The origins of all the Fang añgokh-nlô-byeri heads are more or less accurately known from archival documents (those of Father Trilles for example). They were discovered among the Southern Fang, i.e. the Fang people from the Estuary of Gabon, the valleys of the Como, the Remboue, the Okano and the Abanga, and along, the Fang Betsi from the south of the Woleu-Ntem and the right bank of Ogooue. Although much rarer, these heads have existed in this region, alongside the tradition of full scale statuary, since well before the nineteenth century and their prodigious sculptural quality attests to a technical maturation perpetuated from generation to generation.
Pared down to the sculptural interpretation of the sole ancestral head, these heads were a source of fascination, from the 1910s and 1920s onwards, for the most prominent early dealers and collectors of African art, including Joseph Brummer, Paul Guillaume, Carl Einstein, Andre Lefèvre and Jacob Epstein.
A magnificent singularity
This exceptional sculpture presents itself as a face with a prominent quarter-sphere forehead, delineating a "heart shaped" face tapering down towards a mouth with thin lips, pulled forward, in the characteristic Fang "pout" below the "coffee bean" eyes, formerly adorned with metal plates. The delicate classicism of this imposing face, playing on the clean lines and tension of the curves, contrasts with the remarkable abstraction of the coiffure to the rear, where the round is replaced by a flat depiction of the "ekuma" braided coiffure, arranged in five arcs unfolding on either side of the axial braid. The graphic impact is amplified by the transverse hole used to affix an aseñ feather decor, and by a very delicate cowrie frieze, stylized as small diamond shapes, that adorns the edge of the two long lateral braids forming a band around the face, similar to the emblematic head of the Barbier-Mueller collection. Like other examples of braided heads from the right bank of the Ogooue, the volumetric structure of the coiffure probably corresponds to a primarily frontal use of the object and the brilliant singularity of its interpretation reveals the vision and talent of its author.
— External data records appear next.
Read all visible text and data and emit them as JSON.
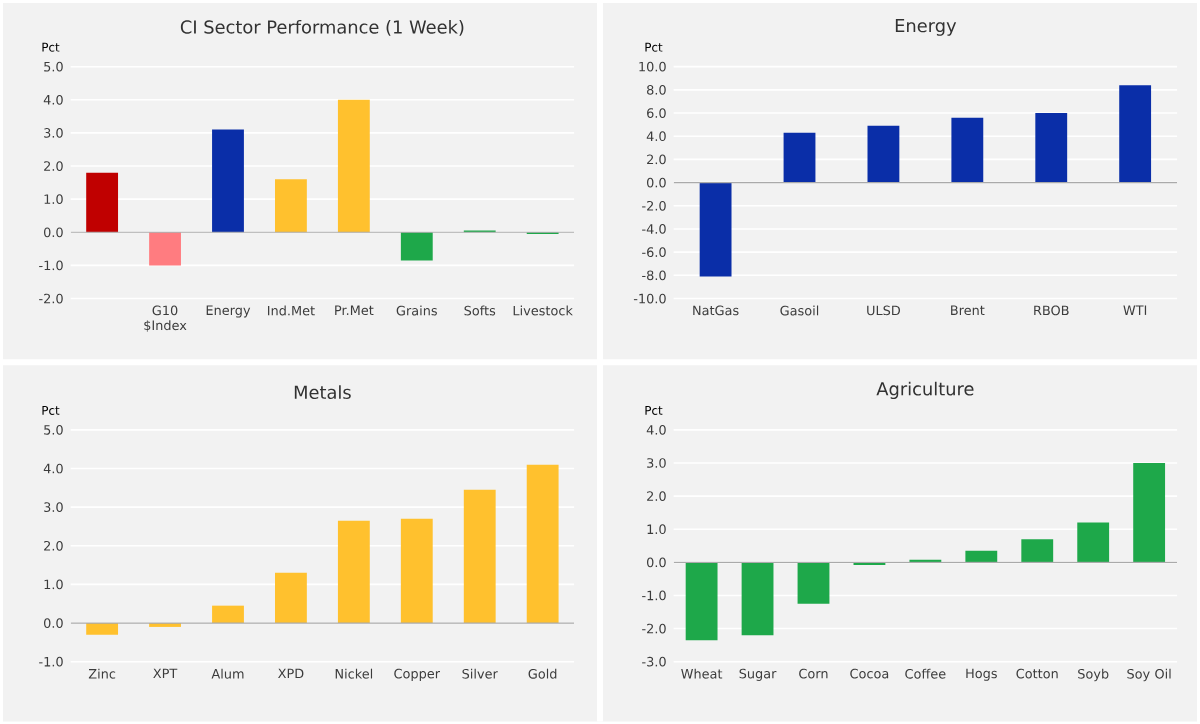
{
  "chart_data": [
    {
      "type": "bar",
      "title": "CI Sector Performance (1 Week)",
      "ylabel": "Pct",
      "categories": [
        null,
        "G10 $Index",
        "Energy",
        "Ind.Met",
        "Pr.Met",
        "Grains",
        "Softs",
        "Livestock"
      ],
      "values": [
        1.8,
        -1.0,
        3.1,
        1.6,
        4.0,
        -0.85,
        0.05,
        -0.05
      ],
      "colors": [
        "#c00000",
        "#ff7c80",
        "#0a2ea8",
        "#ffc12e",
        "#ffc12e",
        "#1ea84a",
        "#1ea84a",
        "#1ea84a"
      ],
      "ylim": [
        -2,
        5
      ],
      "yticks": [
        {
          "value": -2,
          "label": "-2.0"
        },
        {
          "value": -1,
          "label": "-1.0"
        },
        {
          "value": 0,
          "label": "0.0"
        },
        {
          "value": 1,
          "label": "1.0"
        },
        {
          "value": 2,
          "label": "2.0"
        },
        {
          "value": 3,
          "label": "3.0"
        },
        {
          "value": 4,
          "label": "4.0"
        },
        {
          "value": 5,
          "label": "5.0"
        }
      ],
      "grid": "y"
    },
    {
      "type": "bar",
      "title": "Energy",
      "ylabel": "Pct",
      "categories": [
        "NatGas",
        "Gasoil",
        "ULSD",
        "Brent",
        "RBOB",
        "WTI"
      ],
      "values": [
        -8.1,
        4.3,
        4.9,
        5.6,
        6.0,
        8.4
      ],
      "colors": [
        "#0a2ea8",
        "#0a2ea8",
        "#0a2ea8",
        "#0a2ea8",
        "#0a2ea8",
        "#0a2ea8"
      ],
      "ylim": [
        -10,
        10
      ],
      "yticks": [
        {
          "value": -10,
          "label": "-10.0"
        },
        {
          "value": -8,
          "label": "-8.0"
        },
        {
          "value": -6,
          "label": "-6.0"
        },
        {
          "value": -4,
          "label": "-4.0"
        },
        {
          "value": -2,
          "label": "-2.0"
        },
        {
          "value": 0,
          "label": "0.0"
        },
        {
          "value": 2,
          "label": "2.0"
        },
        {
          "value": 4,
          "label": "4.0"
        },
        {
          "value": 6,
          "label": "6.0"
        },
        {
          "value": 8,
          "label": "8.0"
        },
        {
          "value": 10,
          "label": "10.0"
        }
      ],
      "grid": "y"
    },
    {
      "type": "bar",
      "title": "Metals",
      "ylabel": "Pct",
      "categories": [
        "Zinc",
        "XPT",
        "Alum",
        "XPD",
        "Nickel",
        "Copper",
        "Silver",
        "Gold"
      ],
      "values": [
        -0.3,
        -0.1,
        0.45,
        1.3,
        2.65,
        2.7,
        3.45,
        4.1
      ],
      "colors": [
        "#ffc12e",
        "#ffc12e",
        "#ffc12e",
        "#ffc12e",
        "#ffc12e",
        "#ffc12e",
        "#ffc12e",
        "#ffc12e"
      ],
      "ylim": [
        -1,
        5
      ],
      "yticks": [
        {
          "value": -1,
          "label": "-1.0"
        },
        {
          "value": 0,
          "label": "0.0"
        },
        {
          "value": 1,
          "label": "1.0"
        },
        {
          "value": 2,
          "label": "2.0"
        },
        {
          "value": 3,
          "label": "3.0"
        },
        {
          "value": 4,
          "label": "4.0"
        },
        {
          "value": 5,
          "label": "5.0"
        }
      ],
      "grid": "y"
    },
    {
      "type": "bar",
      "title": "Agriculture",
      "ylabel": "Pct",
      "categories": [
        "Wheat",
        "Sugar",
        "Corn",
        "Cocoa",
        "Coffee",
        "Hogs",
        "Cotton",
        "Soyb",
        "Soy Oil"
      ],
      "values": [
        -2.35,
        -2.2,
        -1.25,
        -0.08,
        0.08,
        0.35,
        0.7,
        1.2,
        3.0
      ],
      "colors": [
        "#1ea84a",
        "#1ea84a",
        "#1ea84a",
        "#1ea84a",
        "#1ea84a",
        "#1ea84a",
        "#1ea84a",
        "#1ea84a",
        "#1ea84a"
      ],
      "ylim": [
        -3,
        4
      ],
      "yticks": [
        {
          "value": -3,
          "label": "-3.0"
        },
        {
          "value": -2,
          "label": "-2.0"
        },
        {
          "value": -1,
          "label": "-1.0"
        },
        {
          "value": 0,
          "label": "0.0"
        },
        {
          "value": 1,
          "label": "1.0"
        },
        {
          "value": 2,
          "label": "2.0"
        },
        {
          "value": 3,
          "label": "3.0"
        },
        {
          "value": 4,
          "label": "4.0"
        }
      ],
      "grid": "y"
    }
  ]
}
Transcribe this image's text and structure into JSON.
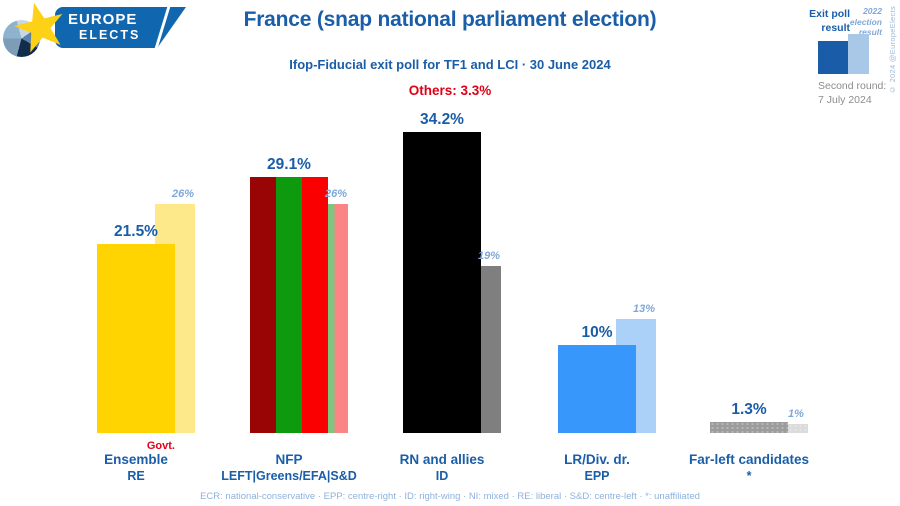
{
  "logo": {
    "title_line1": "EUROPE",
    "title_line2": "ELECTS"
  },
  "header": {
    "title": "France (snap national parliament election)",
    "subtitle": "Ifop-Fiducial exit poll for TF1 and LCI · 30 June 2024",
    "others_note": "Others: 3.3%"
  },
  "legend": {
    "exit_poll": [
      "Exit poll",
      "result"
    ],
    "election_2022": [
      "2022",
      "election",
      "result"
    ],
    "second_round_label": "Second round:",
    "second_round_date": "7 July 2024",
    "exit_color": "#1b5ca8",
    "prev_color": "#a9c8e8"
  },
  "chart_data": {
    "type": "bar",
    "unit": "percent",
    "title": "France (snap national parliament election)",
    "ylim": [
      0,
      36
    ],
    "series": [
      {
        "name": "Exit poll result"
      },
      {
        "name": "2022 election result"
      }
    ],
    "parties": [
      {
        "name": "Ensemble",
        "eu_group": "RE",
        "note": "Govt.",
        "value": 21.5,
        "value_label": "21.5%",
        "prev_value": 26,
        "prev_label": "26%",
        "colors": [
          "#ffd400"
        ],
        "prev_colors": [
          "#fde98a"
        ],
        "textured": false
      },
      {
        "name": "NFP",
        "eu_group": "LEFT|Greens/EFA|S&D",
        "note": "",
        "value": 29.1,
        "value_label": "29.1%",
        "prev_value": 26,
        "prev_label": "26%",
        "colors": [
          "#990404",
          "#0e9a0e",
          "#fb0000"
        ],
        "prev_colors": [
          "#ce8e86",
          "#7fc57f",
          "#fb8585"
        ],
        "textured": false
      },
      {
        "name": "RN and allies",
        "eu_group": "ID",
        "note": "",
        "value": 34.2,
        "value_label": "34.2%",
        "prev_value": 19,
        "prev_label": "19%",
        "colors": [
          "#000000"
        ],
        "prev_colors": [
          "#7f7f7f"
        ],
        "textured": false
      },
      {
        "name": "LR/Div. dr.",
        "eu_group": "EPP",
        "note": "",
        "value": 10,
        "value_label": "10%",
        "prev_value": 13,
        "prev_label": "13%",
        "colors": [
          "#3797fb"
        ],
        "prev_colors": [
          "#abd1f8"
        ],
        "textured": false
      },
      {
        "name": "Far-left candidates",
        "eu_group": "*",
        "note": "",
        "value": 1.3,
        "value_label": "1.3%",
        "prev_value": 1,
        "prev_label": "1%",
        "colors": [
          "#9c9c9c"
        ],
        "prev_colors": [
          "#dbdbdb"
        ],
        "textured": true
      }
    ]
  },
  "footer": {
    "abbreviations": "ECR: national-conservative · EPP: centre-right · ID: right-wing · NI: mixed · RE: liberal · S&D: centre-left · *: unaffiliated"
  },
  "copyright": "© 2024 @EuropeElects"
}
While the patina recalls the honorary rituals practiced in its name, the eroded parts, resulting from the extractions that allowed for close correspondence with the ancestors, heighten the impact of sculpture’s minimalist beauty. A masterful celebration of the original ancestor and of the budding recognition of African Arts, this masterpiece beautifully conveys the universal beauty of Fang art.